The threats were sent out to about 12 journalists, including Srinagar-based writer Gauhar Geelani who has been targeted by the Indian administration many times before. The police have blamed Lashkar-e-Taiba for the incident who is one of the largest militant groups in the area. Curiously, the raids also targeted lawyers who have represented defendants in anti-militancy cases. In Kashmir, journalists have long suffered under the government’s systematic crackdown on freedom of speech-arbitrary detentions and arrests have become far too common, and intimidation and harassment run unchecked; forming a sinister pattern that seeks to destroy all traces of dissidence in the area.

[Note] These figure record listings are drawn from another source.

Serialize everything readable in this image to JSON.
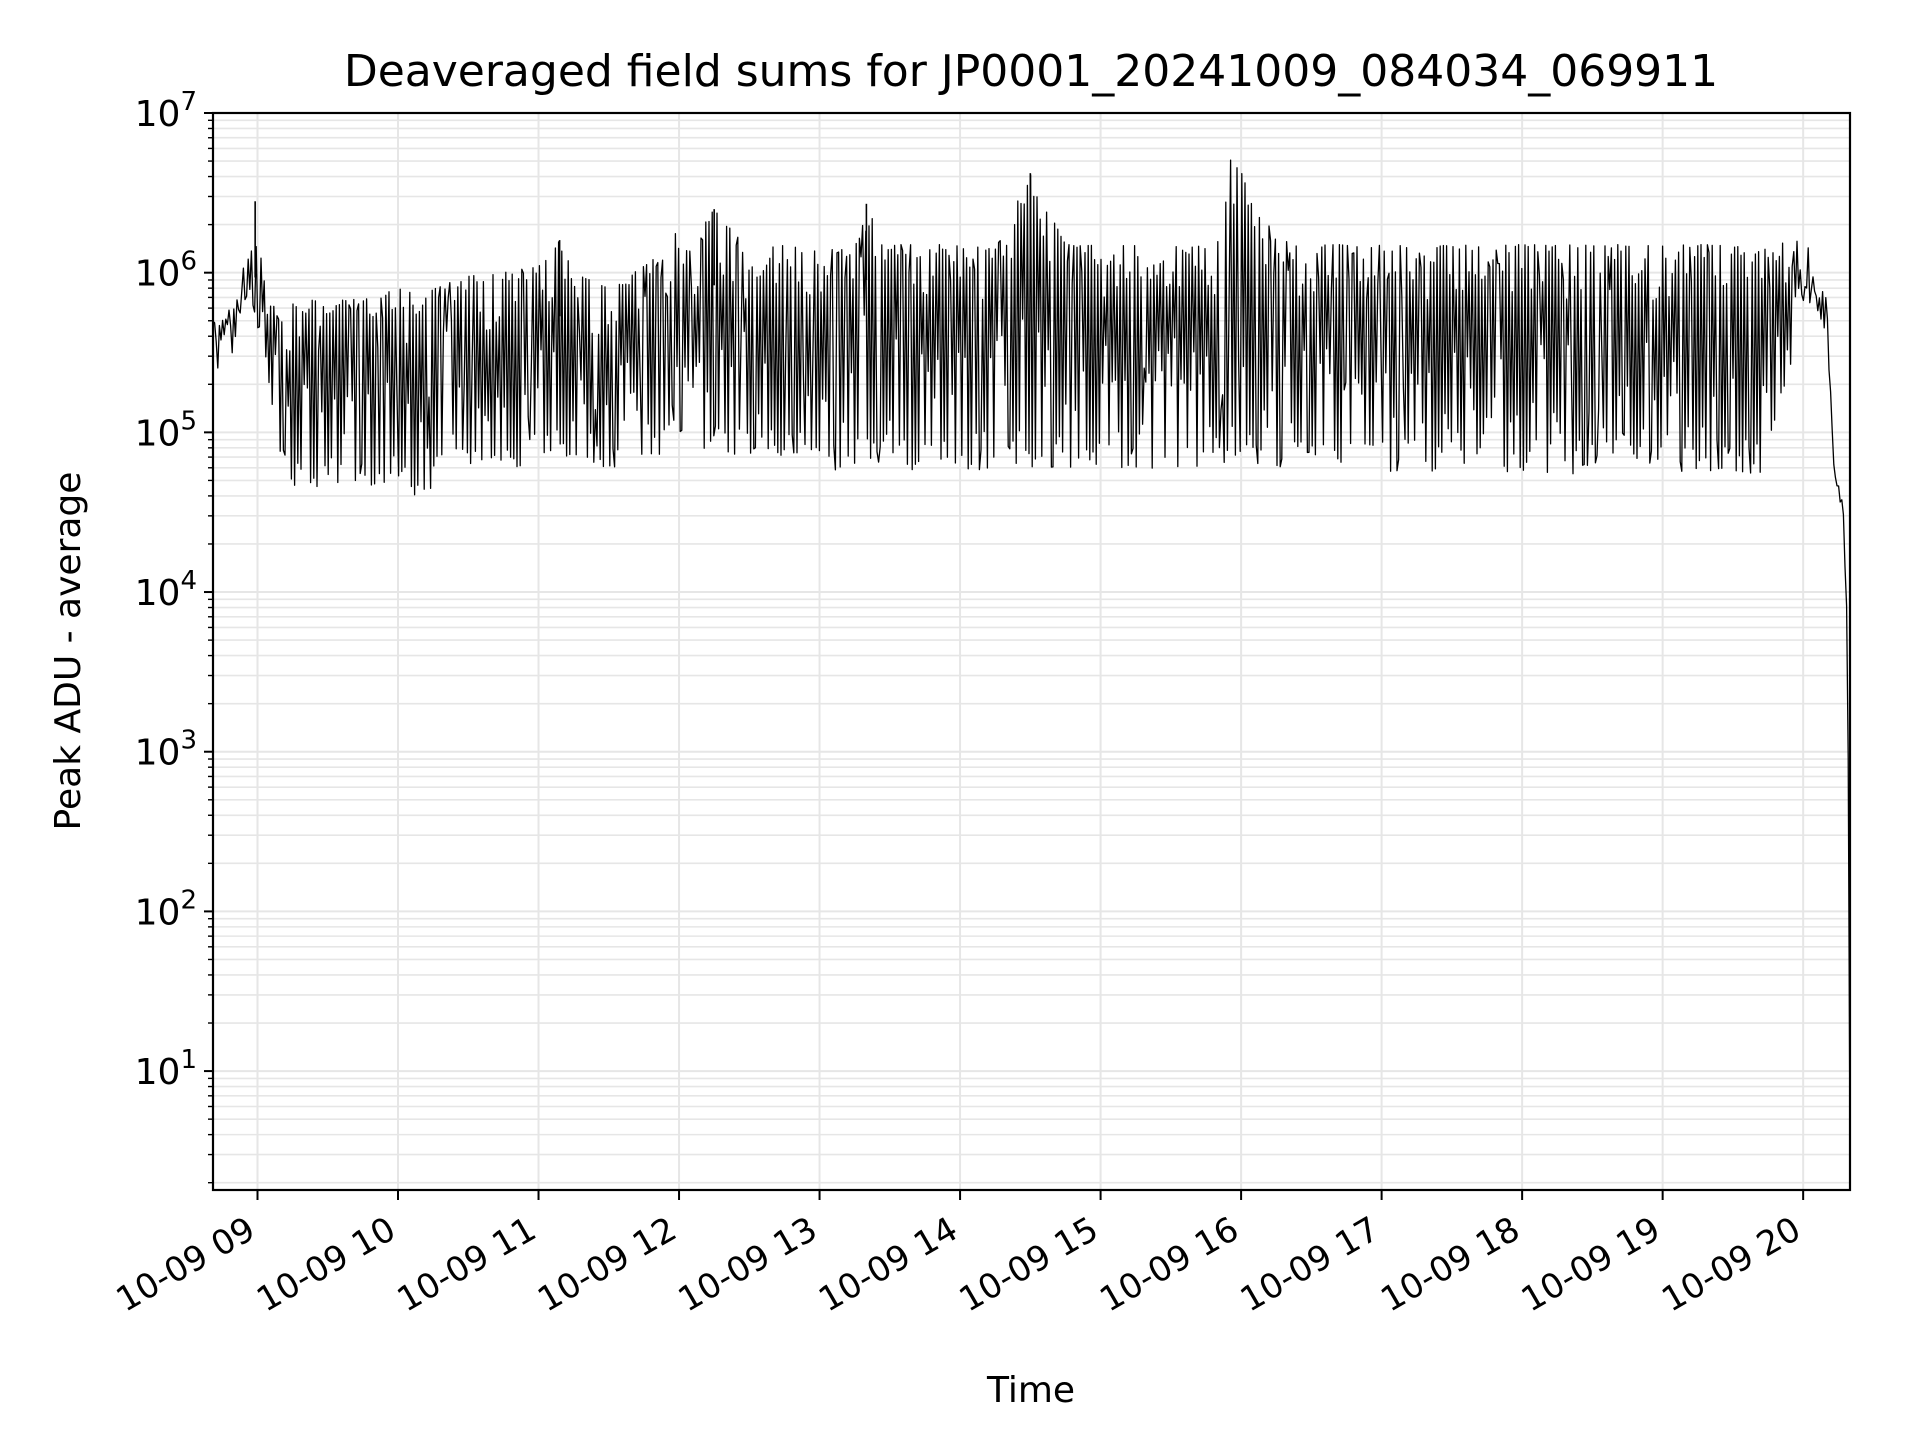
{
  "chart_data": {
    "type": "line",
    "title": "Deaveraged field sums for JP0001_20241009_084034_069911",
    "xlabel": "Time",
    "ylabel": "Peak ADU - average",
    "y_scale": "log",
    "ylim": [
      1.8,
      10000000
    ],
    "xlim": [
      "2024-10-09 08:41",
      "2024-10-09 20:20"
    ],
    "grid": true,
    "legend": "none",
    "line_color": "#000000",
    "grid_color": "#e6e6e6",
    "x_ticks": [
      "10-09 09",
      "10-09 10",
      "10-09 11",
      "10-09 12",
      "10-09 13",
      "10-09 14",
      "10-09 15",
      "10-09 16",
      "10-09 17",
      "10-09 18",
      "10-09 19",
      "10-09 20"
    ],
    "y_ticks": [
      {
        "value": 10,
        "base": "10",
        "exp": "1"
      },
      {
        "value": 100,
        "base": "10",
        "exp": "2"
      },
      {
        "value": 1000,
        "base": "10",
        "exp": "3"
      },
      {
        "value": 10000,
        "base": "10",
        "exp": "4"
      },
      {
        "value": 100000,
        "base": "10",
        "exp": "5"
      },
      {
        "value": 1000000,
        "base": "10",
        "exp": "6"
      },
      {
        "value": 10000000,
        "base": "10",
        "exp": "7"
      }
    ],
    "series": [
      {
        "x": [
          "2024-10-09 08:41",
          "2024-10-09 08:46",
          "2024-10-09 08:51",
          "2024-10-09 08:56",
          "2024-10-09 08:59",
          "2024-10-09 09:02",
          "2024-10-09 09:05",
          "2024-10-09 09:08",
          "2024-10-09 09:10",
          "2024-10-09 09:15",
          "2024-10-09 09:30",
          "2024-10-09 09:45",
          "2024-10-09 10:00",
          "2024-10-09 10:12",
          "2024-10-09 10:15",
          "2024-10-09 10:30",
          "2024-10-09 10:45",
          "2024-10-09 11:00",
          "2024-10-09 11:09",
          "2024-10-09 11:15",
          "2024-10-09 11:30",
          "2024-10-09 11:45",
          "2024-10-09 11:52",
          "2024-10-09 12:00",
          "2024-10-09 12:05",
          "2024-10-09 12:15",
          "2024-10-09 12:30",
          "2024-10-09 12:45",
          "2024-10-09 13:00",
          "2024-10-09 13:15",
          "2024-10-09 13:20",
          "2024-10-09 13:30",
          "2024-10-09 13:45",
          "2024-10-09 13:55",
          "2024-10-09 14:00",
          "2024-10-09 14:15",
          "2024-10-09 14:30",
          "2024-10-09 14:45",
          "2024-10-09 15:00",
          "2024-10-09 15:15",
          "2024-10-09 15:30",
          "2024-10-09 15:45",
          "2024-10-09 15:52",
          "2024-10-09 15:55",
          "2024-10-09 16:00",
          "2024-10-09 16:15",
          "2024-10-09 16:30",
          "2024-10-09 16:45",
          "2024-10-09 17:00",
          "2024-10-09 17:15",
          "2024-10-09 17:30",
          "2024-10-09 17:45",
          "2024-10-09 18:00",
          "2024-10-09 18:15",
          "2024-10-09 18:30",
          "2024-10-09 18:45",
          "2024-10-09 19:00",
          "2024-10-09 19:15",
          "2024-10-09 19:30",
          "2024-10-09 19:45",
          "2024-10-09 20:00",
          "2024-10-09 20:05",
          "2024-10-09 20:10",
          "2024-10-09 20:13",
          "2024-10-09 20:15",
          "2024-10-09 20:17",
          "2024-10-09 20:19",
          "2024-10-09 20:20"
        ],
        "upper": [
          600000,
          500000,
          800000,
          1300000,
          2800000,
          1200000,
          700000,
          650000,
          600000,
          650000,
          700000,
          700000,
          800000,
          700000,
          800000,
          950000,
          1000000,
          1100000,
          1600000,
          1000000,
          800000,
          1100000,
          1300000,
          1900000,
          1500000,
          2500000,
          1400000,
          1500000,
          1400000,
          1400000,
          2700000,
          1500000,
          1500000,
          1500000,
          1500000,
          1400000,
          4200000,
          1500000,
          1500000,
          1500000,
          1500000,
          1500000,
          1700000,
          5600000,
          4300000,
          1600000,
          1500000,
          1500000,
          1500000,
          1500000,
          1500000,
          1500000,
          1500000,
          1500000,
          1500000,
          1500000,
          1500000,
          1500000,
          1500000,
          1400000,
          1800000,
          1100000,
          800000,
          100000,
          55000,
          40000,
          5000,
          3
        ],
        "lower": [
          350000,
          400000,
          500000,
          700000,
          500000,
          350000,
          200000,
          100000,
          60000,
          45000,
          40000,
          45000,
          40000,
          35000,
          50000,
          60000,
          55000,
          70000,
          80000,
          60000,
          55000,
          60000,
          70000,
          80000,
          75000,
          70000,
          65000,
          70000,
          55000,
          60000,
          60000,
          60000,
          55000,
          60000,
          55000,
          60000,
          55000,
          55000,
          55000,
          50000,
          55000,
          55000,
          60000,
          60000,
          55000,
          55000,
          55000,
          55000,
          55000,
          55000,
          60000,
          55000,
          55000,
          55000,
          55000,
          55000,
          55000,
          55000,
          55000,
          55000,
          500000,
          700000,
          600000,
          40000,
          35000,
          30000,
          5000,
          3
        ]
      }
    ]
  }
}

The government also has a history of blocking internet services to prevent media coverage of the conflict. After Kashmir’s autonomous status was repealed by the Modi government in 2019, incidences of repression have steadily increased. In 2020, a new policy allowed government officials to censor content that was deemed “unethical or anti-national”. In 2021, government employees were asked to hand over their social media accounts to the local administration so they could be surveilled more thoroughly. Earlier this year, censorship reached new heights when a group of pro-government journalists and police officers took over the Kashmir Press Club, an independent anti-government media body that has long sought to restore free speech in the area. A large number of police and paramilitary personnel were also deployed. At every turn, journalists are prevented from doing their jobs and now the state appears to be sponsoring military operations to restrict their autonomy. Even the law isn’t on their side anymore-Kashmir’s Public Safety Act allows authorities to detain people who are accused of threatening “national security”.
As of April, this year, it is now illegal for Kashmiri journalists to state that the area is under military occupation. The government continues to grow more emboldened in its efforts to curtail free speech; they are intent on eroding every remaining link Kashmiris have to the outside world and might as well criminalize journalism as a whole.